Early in 2023, just after acquiring Bournemouth, Black Knight took a 40% stake in FC Lorient, a French club now playing in the country’s second division, in a deal that provides a path to full ownership. Almost immediately, Lorient sold Dango Ouattara, a promising young winger from Burkina Faso, to Bournemouth for about £20 million.

By the time Bournemouth finishes paying the fee, said Foley, Black Knight will own 100% of Lorient. “So, we’re paying ourselves,” he said, “I don't know why everyone else isn't doing this.”

Black Knight also has a verbal agreement, Foley said, to buy 70% of Portuguese club Moreirense FC. Portugal is a way station for players from Brazil, while Auckland FC, Foley’s expansion franchise now playing in its first season in New Zealand, provides a foothold in Asia.

In March, Foley paid around £6 million for a 25% share in Hibernian, which plays in Scotland’s Premiership.
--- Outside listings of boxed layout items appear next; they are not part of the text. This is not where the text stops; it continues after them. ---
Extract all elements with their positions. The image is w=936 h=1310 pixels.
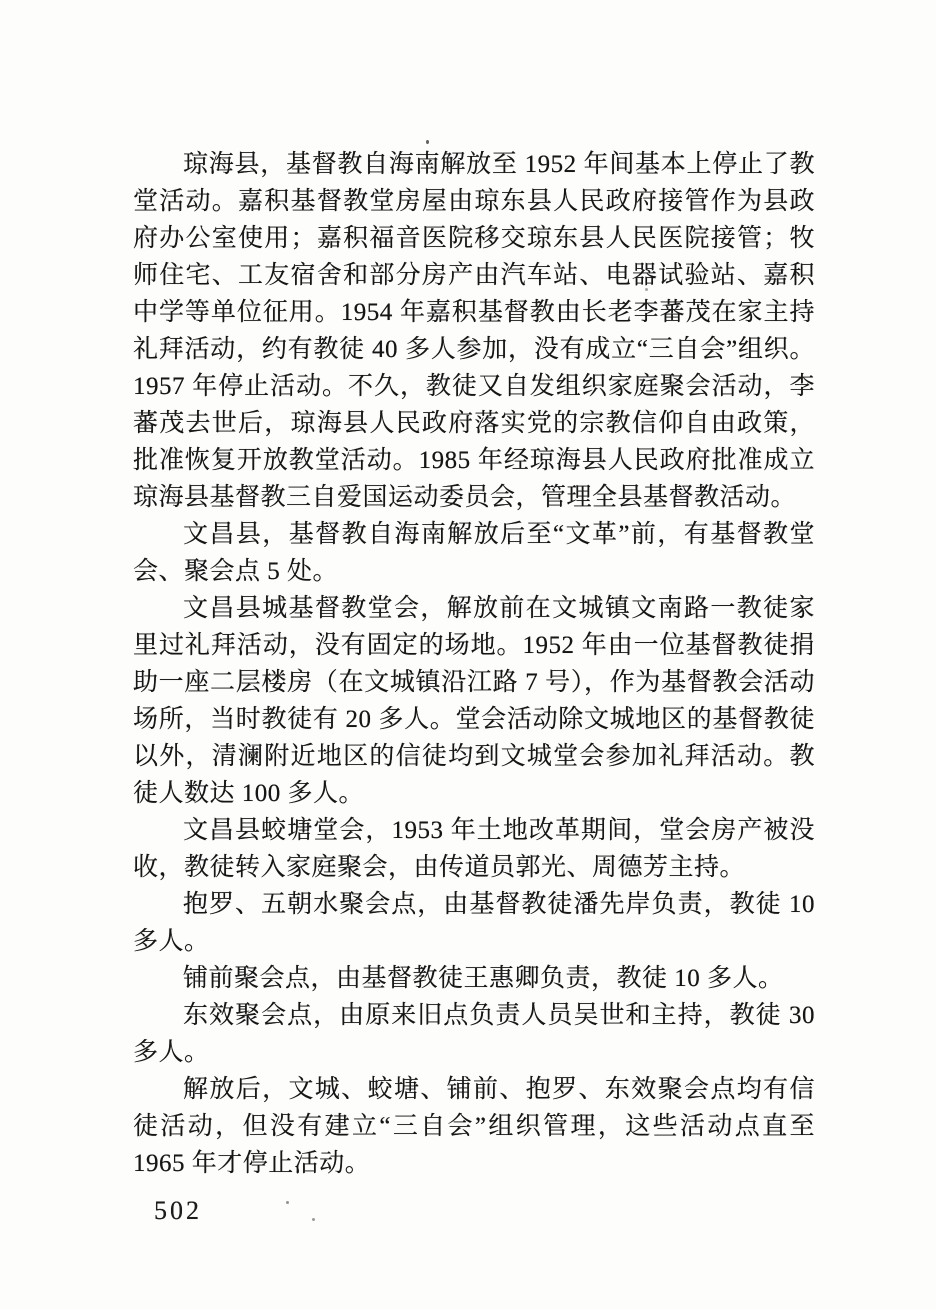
paragraph-puqian-point: 铺前聚会点，由基督教徒王惠卿负责，教徒 10 多人。 [133,960,815,997]
scan-speck [426,140,429,144]
paragraph-after-liberation: 解放后，文城、蛟塘、铺前、抱罗、东效聚会点均有信徒活动，但没有建立“三自会”组织… [133,1071,815,1182]
page-number: 502 [154,1196,202,1226]
scan-speck [645,288,648,291]
scan-speck [312,1218,315,1221]
book-page: 琼海县，基督教自海南解放至 1952 年间基本上停止了教堂活动。嘉积基督教堂房屋… [0,0,936,1310]
paragraph-qionghai-county: 琼海县，基督教自海南解放至 1952 年间基本上停止了教堂活动。嘉积基督教堂房屋… [133,146,815,516]
paragraph-dongxiao-point: 东效聚会点，由原来旧点负责人员吴世和主持，教徒 30 多人。 [133,997,815,1071]
paragraph-wenchang-county-intro: 文昌县，基督教自海南解放后至“文革”前，有基督教堂会、聚会点 5 处。 [133,516,815,590]
paragraph-wenchang-city-church: 文昌县城基督教堂会，解放前在文城镇文南路一教徒家里过礼拜活动，没有固定的场地。1… [133,590,815,812]
paragraph-baoluo-wuchaoshui-point: 抱罗、五朝水聚会点，由基督教徒潘先岸负责，教徒 10 多人。 [133,886,815,960]
text-block: 琼海县，基督教自海南解放至 1952 年间基本上停止了教堂活动。嘉积基督教堂房屋… [133,146,815,1182]
paragraph-jiaotang-church: 文昌县蛟塘堂会，1953 年土地改革期间，堂会房产被没收，教徒转入家庭聚会，由传… [133,812,815,886]
scan-speck [286,1201,289,1204]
By the league’s rules, his ownership is limited to less than 30%. In July, after the Edinburgh club finished a disappointing eighth, Foley told the BBC that the club had not been listening to his input.

“Lorient really wouldn’t listen to us and they got relegated, and so now they’re listening,” he said in November. “Hibs wouldn't listen and they really screwed up.”

Foley said Hibernian’s leadership ignored his advice on appointments for manager, sporting director, and other key roles. When Hibernian later came around seeking additional investment from its owners, Foley said he gave them an ultimatum: “You can dilute us, but until you start listening, we're out. So now they’re going to be listening.”

In October, Hibernian director Ian Gordon and CEO Ben Kensell flew to Las Vegas to meet with Foley. Earlier this month, the club appointed Garvan Stewart, who spent the last 12 years at AFC Bournemouth, as head of recruitment. Foley and the club’s leadership are on good terms, a Hibernian spokesperson said.

Football is littered with cautionary tales of overconfident investors losing millions. Unlike American sports, a bad season can see a team relegated and left with a fraction of its former matchday and TV income while playing talent gets sold to cover losses.

“You can be the smartest people in the world, but eventually someone's going to bring on a 100 million pound winger against you and you're going to suffer, ” said Tim Keech,  co-founder of the football consultancy MRKT Insights.

Now that he’s added a far flung soccer empire to his holdings — and may be getting into the NBA — Foley is looking to step away from the day-to-day management of most of his other interests and focus on sports. He will be in Bournemouth, where he now has a house, he said, for most of January, the mid-season transfer window for Premier League clubs.

The ultimate aim is for Bournemouth to finish in the top four and qualify for UEFA’s Champions League, a daunting task that will require outperforming larger clubs backed by sovereign wealth funds and private equity groups. Foley is up for it: “Once I get involved in something,” he said, “I’m all in.”